Biaya tataniaga yang dikeluarkan oleh tengkulak dalam menyalurkan kelinci
hias jenis lokal meliputi biaya pengangkutan, pengemasan dan penyimpanan
untuk kelinci yang berjumlah 1.490 ekor per bulan. Tengkulak mengeluarkan
biaya pengangkutan Rp 80.000, biaya pengemasan Rp 80.000 dan biaya
penyimpanan berupa kandang dan pakan Rp 50.000, sehingga biaya penyimpanan
Rp 67.250. Sehingga total biaya pemasaran kelinci hias lokal adalah Rp 176,3 per
ekor.
Biaya tataniaga yang dikeluarkan oleh tengkulak dalam menyaluran kelinci
hias jenis luar meliputi biaya pengangkutan, pengemasan dan penyimpanan untuk
kelinci yang berjumlah 40 ekor per bulan. Tengkulak mengeluarkan biaya
pengangkutan Rp 20.000 per bulan, biaya pengemasan Rp 15.000 per bulan dan
biaya penyimpanan (kandang dan pakan) Rp 10.000. Sehingga total biaya
pemasaran kelinci hias luar adalah Rp 1.125 per ekor.

c) Biaya di tingkat Koperasi


Biaya tataniaga yang dikeluarkan oleh koperasi dalam menyalurkan kelinci
hias jenis lokal dengan jumlah kelinci yang dibeli yaitu 200 ekor per bulan
meliputi biaya pengangkutan Rp 100.000, biaya pengemasan Rp 60.000 dan biaya
penyimpanan (kandang dan pakan) Rp 57.250, sehingga total biaya tataniaga yang
di keluarkan dengan kapasitas kelinci 200 ekor per bulan adalah Rp 1.086,3 per
ekor.
Biaya tataniaga yang dikeluarkan oleh koperasi dalam menyalurkan kelinci
hias jenis luar dengan jumlah kelinci yang dibeli yaitu 40 ekor per bulan meliputi
biaya pengangkutan Rp 20.000, biaya pengemasan Rp 15.000 dan biaya
penyimpanan (kandang dan pakan) Rp 57.250, sehingga total biaya tataniaga yang

69
di keluarkan dengan kapasitas kelinci 40 ekor per bulan adalah Rp 2.306,3 per
ekor.
Biaya tataniaga yang dikeluarkan oleh koperasi untuk kelinci pedaging terdiri
dari biaya pengangkutan, pengemasan, penyimpanan dan pengolahan.

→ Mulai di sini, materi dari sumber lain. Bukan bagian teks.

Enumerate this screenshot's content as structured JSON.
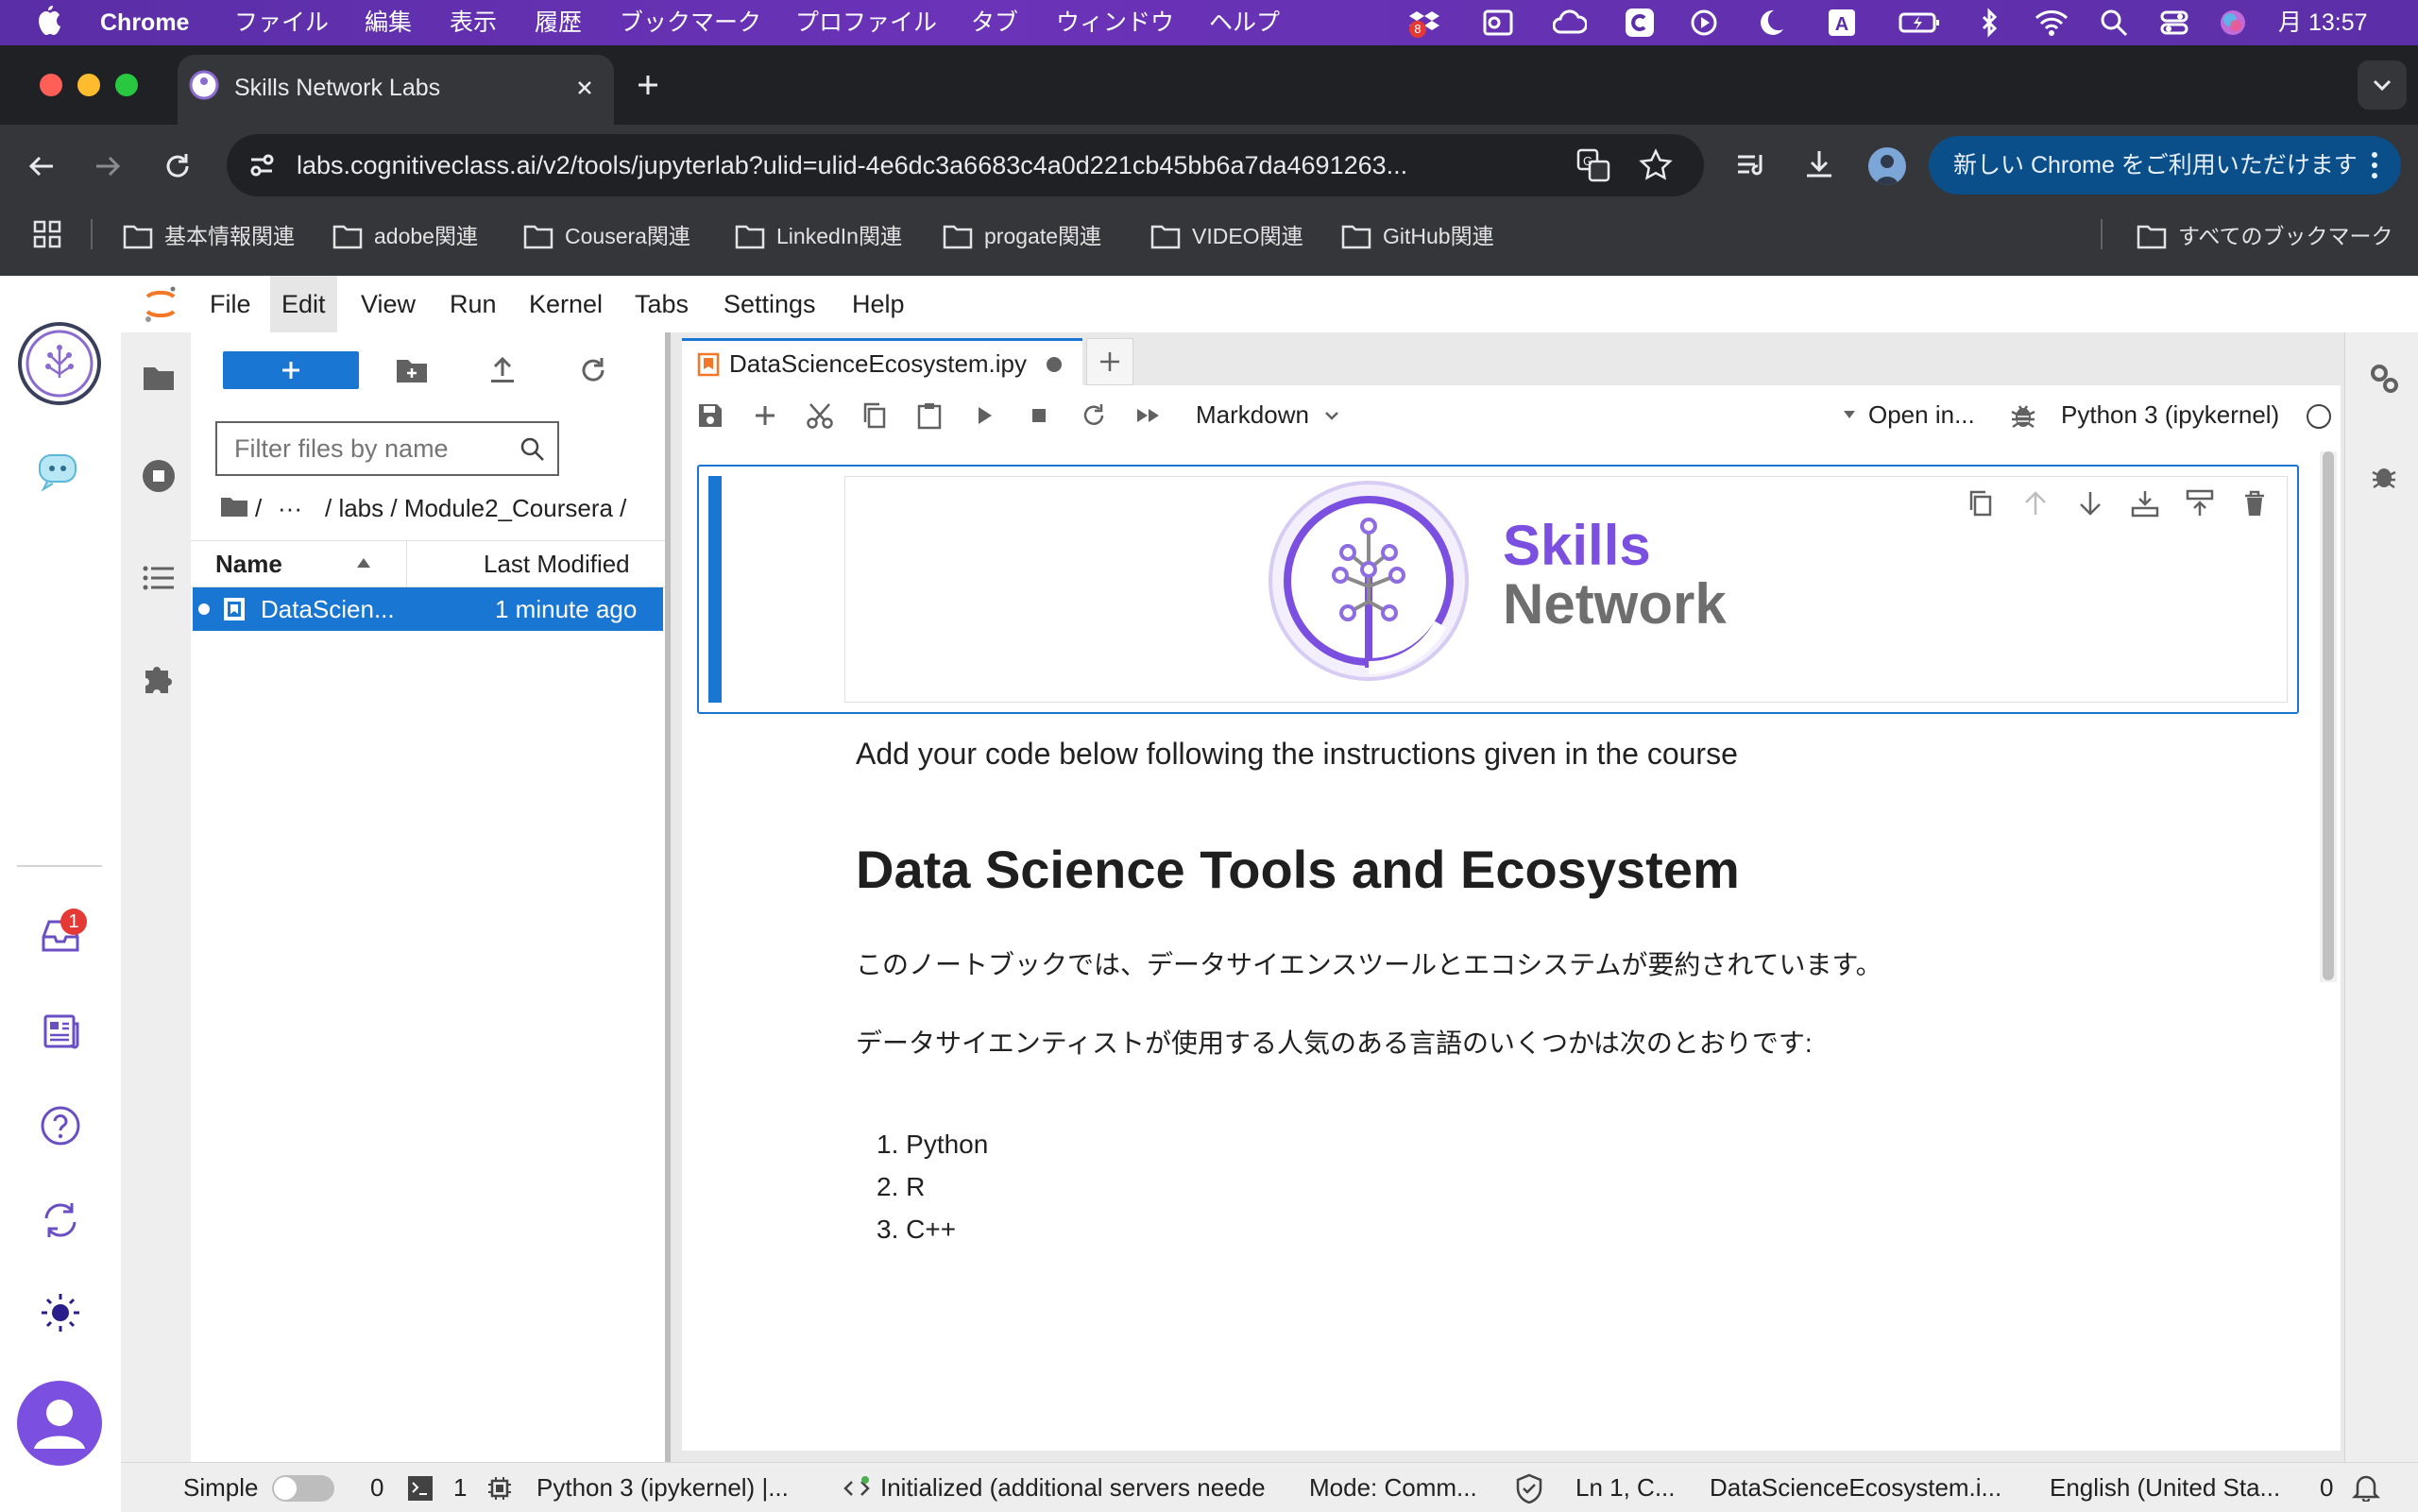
{
  "menubar": {
    "app": "Chrome",
    "items": [
      "ファイル",
      "編集",
      "表示",
      "履歴",
      "ブックマーク",
      "プロファイル",
      "タブ",
      "ウィンドウ",
      "ヘルプ"
    ],
    "clock": "月 13:57",
    "dropbox_badge": "8"
  },
  "chrome": {
    "tab_title": "Skills Network Labs",
    "url": "labs.cognitiveclass.ai/v2/tools/jupyterlab?ulid=ulid-4e6dc3a6683c4a0d221cb45bb6a7da4691263...",
    "update_button": "新しい Chrome をご利用いただけます",
    "bookmarks": [
      "基本情報関連",
      "adobe関連",
      "Cousera関連",
      "LinkedIn関連",
      "progate関連",
      "VIDEO関連",
      "GitHub関連"
    ],
    "all_bookmarks": "すべてのブックマーク"
  },
  "jupyter": {
    "menu": [
      "File",
      "Edit",
      "View",
      "Run",
      "Kernel",
      "Tabs",
      "Settings",
      "Help"
    ],
    "inbox_badge": "1",
    "filebrowser": {
      "filter_placeholder": "Filter files by name",
      "breadcrumb": "/ labs / Module2_Coursera /",
      "breadcrumb_root": "/",
      "breadcrumb_ellipsis": "···",
      "col_name": "Name",
      "col_modified": "Last Modified",
      "files": [
        {
          "name": "DataScien...",
          "modified": "1 minute ago"
        }
      ]
    },
    "notebook": {
      "tab_title": "DataScienceEcosystem.ipy",
      "cell_type": "Markdown",
      "open_in": "Open in...",
      "kernel": "Python 3 (ipykernel)",
      "logo_word1": "Skills",
      "logo_word2": "Network",
      "line1": "Add your code below following the instructions given in the course",
      "heading": "Data Science Tools and Ecosystem",
      "para1": "このノートブックでは、データサイエンスツールとエコシステムが要約されています。",
      "para2": "データサイエンティストが使用する人気のある言語のいくつかは次のとおりです:",
      "list": [
        "Python",
        "R",
        "C++"
      ]
    },
    "status": {
      "mode_label": "Simple",
      "count_a": "0",
      "count_b": "1",
      "kernel": "Python 3 (ipykernel) |...",
      "lsp": "Initialized (additional servers neede",
      "mode": "Mode: Comm...",
      "cursor": "Ln 1, C...",
      "file": "DataScienceEcosystem.i...",
      "language": "English (United Sta...",
      "notifications": "0"
    }
  },
  "colors": {
    "accent": "#1976d2",
    "skills_purple": "#7b4fe0",
    "network_gray": "#6e6e6e",
    "menubar_purple": "#5a2ea6"
  }
}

Produk
olahan yang dihasilkan oleh koperasi dari daging kelinci adalah nugget, baso, dan
cilok. Namun pada penelitian ini diasumsikan bahwa koperasi hanya
memproduksi nugget salama masa produksi. Biaya pengolahan untuk empat kali
produksi dalam satu bulan terdiri dari biaya bahan baku (kelinci 40 kilogram) Rp
740.000, bumbu Rp 100.000 dan tenaga kerja Rp 240.000 (jam kerja 24 jam
dalam 4 kali produksi atau 1 bulan, seminggu 6 jam kerja, sehingga total biaya
pengolahan adalah Rp 1.230.000/4 kali produksi = Rp. 307.500. Untuk biaya
pengangkutan Rp 40.000, pengemasan, Rp 10.000 dan biaya penyimpanan Rp
25.000, sehingga total biaya yang dikeluarkan koperasi untuk mengolah 1
kilogram daging kelinci  2 kilogram nugget adalah Rp 9.562,5 per kilogram
daging kelinci.

d) Biaya di tingkat pengecer (jenis kelinci hias lokal dan luar)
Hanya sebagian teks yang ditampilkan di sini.